According to the report, Canavero and his team severed the spinal cords of fifteen lab rats. Six unlucky control rats got saline solution poured on their cut spinal cords while the other nine were injected with PEG. One of the saline rats died but the rest survived. As expected, the saline rats were unable to walk. However, the report states that the PEG rats regained some ability to move their legs and were able to walk or limp around a month after the surgery.
Success? That depends on your definition. Also after a month, all of the rats were dead.

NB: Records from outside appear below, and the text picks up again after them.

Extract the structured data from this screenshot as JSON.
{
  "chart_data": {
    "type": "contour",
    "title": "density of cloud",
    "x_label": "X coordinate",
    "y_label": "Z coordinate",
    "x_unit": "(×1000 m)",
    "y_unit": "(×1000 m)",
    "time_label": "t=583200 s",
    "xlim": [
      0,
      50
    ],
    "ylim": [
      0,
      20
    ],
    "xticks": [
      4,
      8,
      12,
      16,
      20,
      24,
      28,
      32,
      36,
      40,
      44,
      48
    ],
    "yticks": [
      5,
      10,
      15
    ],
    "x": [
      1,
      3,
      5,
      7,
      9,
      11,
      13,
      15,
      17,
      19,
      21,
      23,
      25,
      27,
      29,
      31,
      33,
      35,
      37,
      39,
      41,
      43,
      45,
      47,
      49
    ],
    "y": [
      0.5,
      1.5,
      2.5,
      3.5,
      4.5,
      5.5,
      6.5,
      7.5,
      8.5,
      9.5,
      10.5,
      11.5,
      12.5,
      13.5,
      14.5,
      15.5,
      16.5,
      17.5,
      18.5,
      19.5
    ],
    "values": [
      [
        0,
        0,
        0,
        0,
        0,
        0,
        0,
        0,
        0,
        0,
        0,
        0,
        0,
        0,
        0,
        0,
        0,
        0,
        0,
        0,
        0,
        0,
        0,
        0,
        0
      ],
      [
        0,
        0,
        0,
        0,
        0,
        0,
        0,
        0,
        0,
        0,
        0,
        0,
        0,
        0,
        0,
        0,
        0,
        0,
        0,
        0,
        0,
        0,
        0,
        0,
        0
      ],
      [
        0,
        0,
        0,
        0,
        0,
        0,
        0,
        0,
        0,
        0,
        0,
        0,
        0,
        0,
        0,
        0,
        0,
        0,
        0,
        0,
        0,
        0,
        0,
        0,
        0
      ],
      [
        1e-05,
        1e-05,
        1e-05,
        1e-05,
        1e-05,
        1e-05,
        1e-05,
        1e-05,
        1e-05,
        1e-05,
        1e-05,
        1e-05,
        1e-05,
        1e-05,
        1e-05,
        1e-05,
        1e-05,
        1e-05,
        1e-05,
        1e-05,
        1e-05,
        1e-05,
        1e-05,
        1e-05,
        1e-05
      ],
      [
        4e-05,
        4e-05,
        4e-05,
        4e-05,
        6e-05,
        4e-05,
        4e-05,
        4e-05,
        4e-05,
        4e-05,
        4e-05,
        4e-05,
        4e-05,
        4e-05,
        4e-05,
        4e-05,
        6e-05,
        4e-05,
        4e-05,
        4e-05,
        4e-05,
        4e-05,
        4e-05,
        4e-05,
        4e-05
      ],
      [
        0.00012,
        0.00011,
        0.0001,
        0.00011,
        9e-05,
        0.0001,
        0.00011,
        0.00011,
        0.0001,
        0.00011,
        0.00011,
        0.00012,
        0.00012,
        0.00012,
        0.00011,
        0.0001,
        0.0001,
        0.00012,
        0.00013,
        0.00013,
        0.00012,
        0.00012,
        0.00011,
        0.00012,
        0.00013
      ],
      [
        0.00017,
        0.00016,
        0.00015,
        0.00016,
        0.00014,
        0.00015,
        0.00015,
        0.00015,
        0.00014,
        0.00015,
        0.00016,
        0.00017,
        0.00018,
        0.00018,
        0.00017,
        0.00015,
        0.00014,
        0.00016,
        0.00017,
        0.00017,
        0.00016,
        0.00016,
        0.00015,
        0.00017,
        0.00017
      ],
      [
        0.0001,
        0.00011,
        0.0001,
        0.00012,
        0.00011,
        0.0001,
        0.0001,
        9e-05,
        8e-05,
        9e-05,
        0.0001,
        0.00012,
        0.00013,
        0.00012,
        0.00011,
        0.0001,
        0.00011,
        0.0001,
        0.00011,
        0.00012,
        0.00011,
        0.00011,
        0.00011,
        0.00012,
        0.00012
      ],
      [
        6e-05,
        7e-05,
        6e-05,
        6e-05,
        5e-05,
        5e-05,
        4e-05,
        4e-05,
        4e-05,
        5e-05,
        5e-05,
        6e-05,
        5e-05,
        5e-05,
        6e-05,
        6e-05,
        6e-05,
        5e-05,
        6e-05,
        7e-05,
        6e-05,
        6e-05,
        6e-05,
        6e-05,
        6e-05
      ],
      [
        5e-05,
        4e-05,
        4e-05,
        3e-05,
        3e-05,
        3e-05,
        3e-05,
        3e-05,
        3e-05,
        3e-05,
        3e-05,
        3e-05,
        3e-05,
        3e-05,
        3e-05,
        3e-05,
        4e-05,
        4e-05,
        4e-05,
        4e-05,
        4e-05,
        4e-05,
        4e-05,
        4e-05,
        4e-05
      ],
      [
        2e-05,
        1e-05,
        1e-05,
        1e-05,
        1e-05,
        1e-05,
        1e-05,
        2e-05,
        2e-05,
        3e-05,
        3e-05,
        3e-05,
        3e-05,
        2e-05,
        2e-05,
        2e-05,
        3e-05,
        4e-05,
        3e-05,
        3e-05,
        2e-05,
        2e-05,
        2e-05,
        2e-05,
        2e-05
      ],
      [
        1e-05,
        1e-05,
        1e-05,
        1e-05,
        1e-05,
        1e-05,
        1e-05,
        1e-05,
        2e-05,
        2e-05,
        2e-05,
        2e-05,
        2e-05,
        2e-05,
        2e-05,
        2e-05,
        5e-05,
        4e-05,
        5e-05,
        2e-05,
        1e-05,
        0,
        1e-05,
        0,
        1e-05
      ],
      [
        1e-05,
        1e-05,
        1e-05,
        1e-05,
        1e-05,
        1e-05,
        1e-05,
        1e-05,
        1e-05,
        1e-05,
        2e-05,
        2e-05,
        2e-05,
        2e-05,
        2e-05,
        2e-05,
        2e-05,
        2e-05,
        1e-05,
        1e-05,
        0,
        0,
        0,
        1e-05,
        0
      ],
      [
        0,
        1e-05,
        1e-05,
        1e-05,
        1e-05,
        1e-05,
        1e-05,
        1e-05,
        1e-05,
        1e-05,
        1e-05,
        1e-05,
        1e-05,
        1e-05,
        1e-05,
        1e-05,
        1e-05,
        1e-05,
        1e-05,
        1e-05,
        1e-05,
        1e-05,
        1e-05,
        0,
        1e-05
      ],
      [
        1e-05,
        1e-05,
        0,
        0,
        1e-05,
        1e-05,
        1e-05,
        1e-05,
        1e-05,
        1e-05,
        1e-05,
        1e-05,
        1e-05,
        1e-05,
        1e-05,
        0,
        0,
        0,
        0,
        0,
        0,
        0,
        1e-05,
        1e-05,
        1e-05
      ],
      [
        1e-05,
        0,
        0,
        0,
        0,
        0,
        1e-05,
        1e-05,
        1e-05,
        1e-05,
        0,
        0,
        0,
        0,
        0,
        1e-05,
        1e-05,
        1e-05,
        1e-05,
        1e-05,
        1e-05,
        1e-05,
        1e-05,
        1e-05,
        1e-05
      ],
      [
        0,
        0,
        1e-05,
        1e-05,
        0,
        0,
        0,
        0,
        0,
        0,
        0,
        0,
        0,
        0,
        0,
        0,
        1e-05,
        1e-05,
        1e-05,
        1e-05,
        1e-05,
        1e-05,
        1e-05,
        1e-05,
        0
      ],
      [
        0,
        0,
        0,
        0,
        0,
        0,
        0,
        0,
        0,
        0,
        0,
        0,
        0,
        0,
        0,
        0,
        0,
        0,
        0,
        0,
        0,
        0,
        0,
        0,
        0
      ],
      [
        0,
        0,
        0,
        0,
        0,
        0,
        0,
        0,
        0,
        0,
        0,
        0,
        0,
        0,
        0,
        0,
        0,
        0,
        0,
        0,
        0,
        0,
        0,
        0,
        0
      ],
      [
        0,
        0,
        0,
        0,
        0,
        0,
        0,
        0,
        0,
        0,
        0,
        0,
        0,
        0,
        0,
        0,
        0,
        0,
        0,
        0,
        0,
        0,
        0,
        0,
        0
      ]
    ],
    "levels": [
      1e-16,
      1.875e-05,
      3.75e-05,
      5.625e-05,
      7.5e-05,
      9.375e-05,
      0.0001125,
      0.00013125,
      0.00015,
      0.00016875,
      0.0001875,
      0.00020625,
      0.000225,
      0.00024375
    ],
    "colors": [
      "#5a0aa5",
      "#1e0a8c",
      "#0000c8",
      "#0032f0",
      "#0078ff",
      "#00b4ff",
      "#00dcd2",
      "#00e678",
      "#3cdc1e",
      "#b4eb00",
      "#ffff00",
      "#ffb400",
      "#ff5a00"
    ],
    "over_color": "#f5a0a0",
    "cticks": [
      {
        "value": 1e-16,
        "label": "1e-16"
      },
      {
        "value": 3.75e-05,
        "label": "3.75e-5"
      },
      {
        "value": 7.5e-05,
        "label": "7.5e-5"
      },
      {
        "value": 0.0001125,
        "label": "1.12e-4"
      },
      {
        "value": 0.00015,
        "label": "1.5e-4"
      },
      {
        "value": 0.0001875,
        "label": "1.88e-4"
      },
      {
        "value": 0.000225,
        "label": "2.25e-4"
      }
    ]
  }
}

Canavero says his goal in the experiment was not to keep the rats alive but to prove that the PEG glue worked. That it seemed to do, but there’s doubt as to how. According to Newsweek, Dr. Jerry Silver, Professor of Neurosciences at Case Western Reserve University in Ohio, reviewed the study and pointed out that it appears the team did not sever the rat spinal cords completely through, leaving some parts connected. Also, he says the study didn’t show that the nerves had grown back together. He believes that a month is not long enough for the nerves in the cut parts to fuse correctly and the rats should have been placed in induced comas to allow long-term healing before testing their abilities to move their limbs or walk again.
Dr. Canavero says Dr. Silver was merely “unfamiliar” with the what his team accomplished (isn’t that the purpose of the report?) and should “stop criticizing those who do better” because “we have been amazed ourselves.”
Before going any further in this quest to perform the world’s first head transplant by the end of 2017, we’d like to hear from the rats.